In finance, population standard deviation is a common proxy for risk. A higher population standard deviation for an investment's returns typically means its value has fluctuated more significantly around its average, indicating higher volatility and therefore higher perceived risk.
Can population standard deviation be negative?
No, standard deviation, whether population or sample, can never be negative. It is calculated as the square root of the variance, and variance is always a non-negative value (a sum of squared differences).
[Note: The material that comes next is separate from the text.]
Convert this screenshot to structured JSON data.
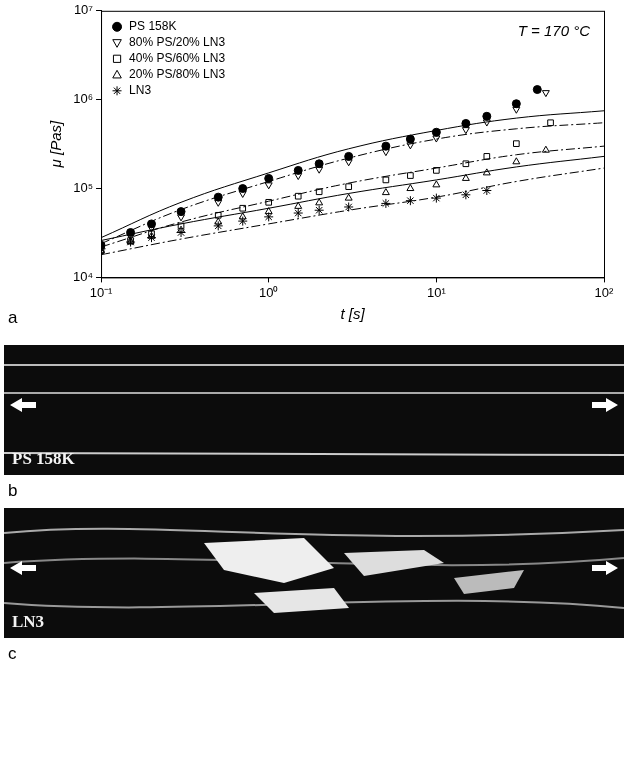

A standard deviation of zero means all data points in the population are identical to the mean, indicating no dispersion.
Is population standard deviation used in everyday finance?
While the underlying concept of deviation from an average is common, analysts often work with sample standard deviation for publicly traded assets because obtaining the entire "population" of future returns is impossible. However, for closed, defined data sets (like all past transactions in a proprietary trading system or the full list of fixed assets in a company's ledger), the population standard deviation is directly applicable in quantitative analysis.
What is a "good" or "bad" population standard deviation?
There isn't a universally "good" or "bad" population standard deviation; its interpretation depends entirely on the context. In investments, a higher standard deviation means higher volatility, which can be undesirable for risk-averse investors but might be acceptable for those seeking potentially higher returns. The desirability of a given standard deviation depends on an investor's risk tolerance and investment objectives.